Trichonotus arabicus

Scientific classification
- Kingdom: Animalia
- Phylum: Chordata
- Class: Actinopterygii
- Order: Gobiiformes
- Family: Trichonotidae
- Genus: Trichonotus
- Species: T. arabicus
- Binomial name: Trichonotus arabicus Randall & Tarr, 1994

= Trichonotus arabicus =

- Authority: Randall & Tarr, 1994

Species of fish

Trichonotus arabicus, the Arabian sand diver, is a shallow-water, marine perciform fish in the family Trichonotidae. It is native to the western Indian Ocean, the Gulf of Oman and the Persian Gulf.

==Description==
The Arabian sand diver is a somewhat compressed, elongated fish growing to a maximum length of about 14.5 cm.
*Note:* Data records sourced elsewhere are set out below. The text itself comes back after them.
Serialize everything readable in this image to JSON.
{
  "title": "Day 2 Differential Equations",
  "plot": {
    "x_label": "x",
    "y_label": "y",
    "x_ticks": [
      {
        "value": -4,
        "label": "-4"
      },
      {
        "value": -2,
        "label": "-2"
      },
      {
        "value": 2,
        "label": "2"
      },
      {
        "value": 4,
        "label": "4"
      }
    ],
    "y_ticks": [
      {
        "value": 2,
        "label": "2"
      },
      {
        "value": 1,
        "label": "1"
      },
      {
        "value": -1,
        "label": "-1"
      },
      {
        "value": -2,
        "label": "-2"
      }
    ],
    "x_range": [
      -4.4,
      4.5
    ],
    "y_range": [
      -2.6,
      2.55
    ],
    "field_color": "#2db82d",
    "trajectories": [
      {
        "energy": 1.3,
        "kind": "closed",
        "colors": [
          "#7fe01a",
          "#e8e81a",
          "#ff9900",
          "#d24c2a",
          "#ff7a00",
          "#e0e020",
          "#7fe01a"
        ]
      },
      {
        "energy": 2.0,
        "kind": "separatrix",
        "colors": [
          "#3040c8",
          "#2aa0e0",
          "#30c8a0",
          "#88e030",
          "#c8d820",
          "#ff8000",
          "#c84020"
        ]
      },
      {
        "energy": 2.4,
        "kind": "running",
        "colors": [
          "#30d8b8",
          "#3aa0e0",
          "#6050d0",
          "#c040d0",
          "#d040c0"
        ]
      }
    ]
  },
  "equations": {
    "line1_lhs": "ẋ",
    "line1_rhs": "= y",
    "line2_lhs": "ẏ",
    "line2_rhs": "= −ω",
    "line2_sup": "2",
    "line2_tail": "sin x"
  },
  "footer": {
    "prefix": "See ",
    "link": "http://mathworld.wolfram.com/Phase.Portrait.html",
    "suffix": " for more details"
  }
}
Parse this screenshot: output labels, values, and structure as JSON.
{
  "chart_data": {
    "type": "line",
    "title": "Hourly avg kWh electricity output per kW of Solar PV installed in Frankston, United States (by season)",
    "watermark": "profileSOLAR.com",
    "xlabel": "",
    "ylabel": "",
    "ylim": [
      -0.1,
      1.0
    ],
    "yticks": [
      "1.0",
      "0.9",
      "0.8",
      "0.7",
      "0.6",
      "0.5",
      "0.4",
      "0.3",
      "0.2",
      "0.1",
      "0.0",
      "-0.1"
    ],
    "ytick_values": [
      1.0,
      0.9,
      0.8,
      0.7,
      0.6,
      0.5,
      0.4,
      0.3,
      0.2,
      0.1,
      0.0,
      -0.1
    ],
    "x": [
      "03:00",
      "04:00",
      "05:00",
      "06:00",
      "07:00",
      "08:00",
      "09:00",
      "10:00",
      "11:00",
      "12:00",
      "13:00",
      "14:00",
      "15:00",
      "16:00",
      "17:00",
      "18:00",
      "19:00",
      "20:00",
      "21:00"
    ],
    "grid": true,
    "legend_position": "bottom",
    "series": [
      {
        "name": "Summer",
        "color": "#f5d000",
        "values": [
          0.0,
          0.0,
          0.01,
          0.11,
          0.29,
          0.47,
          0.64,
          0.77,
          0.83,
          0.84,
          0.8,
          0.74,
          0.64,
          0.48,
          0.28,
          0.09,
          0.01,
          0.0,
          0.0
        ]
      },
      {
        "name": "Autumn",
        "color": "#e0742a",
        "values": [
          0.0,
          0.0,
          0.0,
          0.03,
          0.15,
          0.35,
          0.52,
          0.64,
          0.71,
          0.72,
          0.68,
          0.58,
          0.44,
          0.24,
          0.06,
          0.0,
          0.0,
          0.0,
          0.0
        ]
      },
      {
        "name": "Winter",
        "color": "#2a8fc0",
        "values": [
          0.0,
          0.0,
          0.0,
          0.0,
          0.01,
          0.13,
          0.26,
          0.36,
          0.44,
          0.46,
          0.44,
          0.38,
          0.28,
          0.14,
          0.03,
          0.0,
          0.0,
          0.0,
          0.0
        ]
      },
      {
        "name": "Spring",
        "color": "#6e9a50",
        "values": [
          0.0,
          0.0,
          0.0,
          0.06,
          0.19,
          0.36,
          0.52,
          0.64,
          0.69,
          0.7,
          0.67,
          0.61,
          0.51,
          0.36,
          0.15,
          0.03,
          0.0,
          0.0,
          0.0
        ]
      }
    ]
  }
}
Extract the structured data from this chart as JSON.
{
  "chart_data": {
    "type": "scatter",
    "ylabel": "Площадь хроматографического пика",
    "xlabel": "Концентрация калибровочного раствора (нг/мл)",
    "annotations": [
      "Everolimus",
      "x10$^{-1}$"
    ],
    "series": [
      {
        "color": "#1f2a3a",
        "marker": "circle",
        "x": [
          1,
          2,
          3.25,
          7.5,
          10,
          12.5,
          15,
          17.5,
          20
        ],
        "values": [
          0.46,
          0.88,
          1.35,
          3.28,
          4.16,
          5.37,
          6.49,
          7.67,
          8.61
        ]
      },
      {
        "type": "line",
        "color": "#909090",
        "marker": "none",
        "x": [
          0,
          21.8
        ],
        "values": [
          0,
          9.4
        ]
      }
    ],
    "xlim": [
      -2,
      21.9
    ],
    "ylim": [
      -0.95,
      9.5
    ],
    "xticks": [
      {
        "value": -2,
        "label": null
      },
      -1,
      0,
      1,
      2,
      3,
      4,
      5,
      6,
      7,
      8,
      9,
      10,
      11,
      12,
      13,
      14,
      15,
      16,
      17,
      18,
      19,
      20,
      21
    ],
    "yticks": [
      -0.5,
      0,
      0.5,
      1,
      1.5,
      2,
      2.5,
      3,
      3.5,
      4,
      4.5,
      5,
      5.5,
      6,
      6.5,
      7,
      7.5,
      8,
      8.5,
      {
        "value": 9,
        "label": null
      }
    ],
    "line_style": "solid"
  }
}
The head is pointed with a slightly oblique mouth and a projecting lower jaw. A fringe of papillae can be seen along the lip when the mouth is closed. The eyes are small and are set close together near the top of the head. The dorsal fin has 3 to 4 spines of nearly equal length, and 44 to 47 soft rays. The anal fin has a single spine and 36 to 39 soft rays. The dorsal and anal fins bear a row of small yellow spots. The caudal fin is rounded. Males are generally larger than females and have a longitudinal row of about fourteen brown blotches running along the body, and three rows of very small pale blue spots with dark edges. Females have an indistinct dark line running just above the lateral line.

==Distribution==
The Arabian sand diver is endemic to the western Indian Ocean, the Gulf of Oman and the Persian Gulf. It is a demersal fish found close to the sandy seabed at depths of up to 2 m.

==Behaviour==
The Arabian sand diver is found in small groups feeding on zooplankton just above the seabed. When alarmed, the fishes dive into the sand and remains stationary with just the upper parts of their head protruding from the sediment. If further disturbed, they erupt from the sand and swim a short distance before submerging themselves again. Males have a harem of females. Courtship includes the erection of the dorsal fin and the lowering of the pelvic and anal fins.